Sejak berusia satu tahun, ayah-ibunya sudah berpisah. Suamiku ikut dengan kakek-neneknya di desa. Kakek nenek dari ibu biasa dipanggil Mbahko dan Mbahyi Ayahnya tinggal di Kudus, sementara ibunya di Demak.

Dari kecil dia sudah jarang bertemu dengan orang tuanya. Apalagi dengan ayahnya. Bahkan ketika kecil yang dia tahu, orang tuanya adalah Mbahko dan Mbahyi

Menurut cerita yang aku dengar dari Mbahyi, suamiku dulu memanggil ibunya dengan sebutan 'Mbak' ikut-ikutan putra-putri Mbahyi karena ibunya adalah putri tertua dari Mbahyi. Suamiku mulai memanggil ibunya dengan sebutan 'Ibu' sejak dia sekolah dasar. Begitu pengakuannya padaku.

Dia mulai rutin bertemu dengan ayahnya ketika sudah sekolah kelas empat SD. Setiap hari raya Idul Fitri dia dijemput oleh adik ayahnya dan dibawa mengikuti pertemuan keluarga besar dari pihak ayahnya di Jepara.

Untungnya meskipun berasal dari keluarga yang tidak utuh, suamiku berhasil tumbuh dan berkembang normal seperti anak-anak lainnya. Dia tidak pernah mempermasalahkan hal tersebut. Tidak ada sedikit pun bibit kenakalan maupun tindakan protes kepada ayah dan ibunya. Bahkan suamiku sangat menghormati kedua orang tuanya dan menyayangi keluarga baru mereka masing-masing.

Jadi ketika akad nikah itulah suamiku pertama kali melihat ayah dan ibu kandungnya berada dalam satu ruangan yang sama.

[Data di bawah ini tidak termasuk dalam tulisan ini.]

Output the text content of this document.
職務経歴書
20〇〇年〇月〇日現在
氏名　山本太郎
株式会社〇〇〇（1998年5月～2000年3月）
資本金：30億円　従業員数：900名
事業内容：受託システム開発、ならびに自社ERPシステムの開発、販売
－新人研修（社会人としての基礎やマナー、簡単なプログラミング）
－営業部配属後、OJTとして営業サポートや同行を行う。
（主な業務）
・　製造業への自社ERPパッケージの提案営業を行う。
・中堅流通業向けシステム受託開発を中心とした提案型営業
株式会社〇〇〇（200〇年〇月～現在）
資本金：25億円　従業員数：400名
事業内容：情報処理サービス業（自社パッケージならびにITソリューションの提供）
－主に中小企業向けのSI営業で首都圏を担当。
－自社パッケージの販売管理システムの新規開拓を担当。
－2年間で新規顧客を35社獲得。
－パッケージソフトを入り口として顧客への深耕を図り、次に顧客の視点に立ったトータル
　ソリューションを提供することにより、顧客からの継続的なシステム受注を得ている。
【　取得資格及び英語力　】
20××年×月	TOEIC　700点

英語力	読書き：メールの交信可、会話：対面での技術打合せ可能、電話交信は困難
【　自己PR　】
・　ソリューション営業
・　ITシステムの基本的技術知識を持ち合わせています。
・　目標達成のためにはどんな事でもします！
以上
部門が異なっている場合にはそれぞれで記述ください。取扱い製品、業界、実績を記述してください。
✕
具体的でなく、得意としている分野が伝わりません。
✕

Mungkin itulah yang menyebabkan banyak tamu undangan menitikkan air mata. Apalagi khotbah nikah dari ayah mertua memang sangat menyentuh hati.

Sementara itu, dari pihakku hampir semua saudara menangis karena teringat pada almarhum Ayah.

Ayahku meninggal ketika aku masih kuliah. Nasib ibuku hampir sama denganku. Ketika aku dan kakak-kakakku masih kuliah dan adikku masih SMA, ayahku meninggal dunia karena sakit. Begitu juga dengan suamiku. Ketika anak sulungku masih kuliah dan si bungsu masih SMA ayahnya meninggal karena kecelakaan. Waktu itu usia ibuku juga hampir sama dengan usiaku sekarang.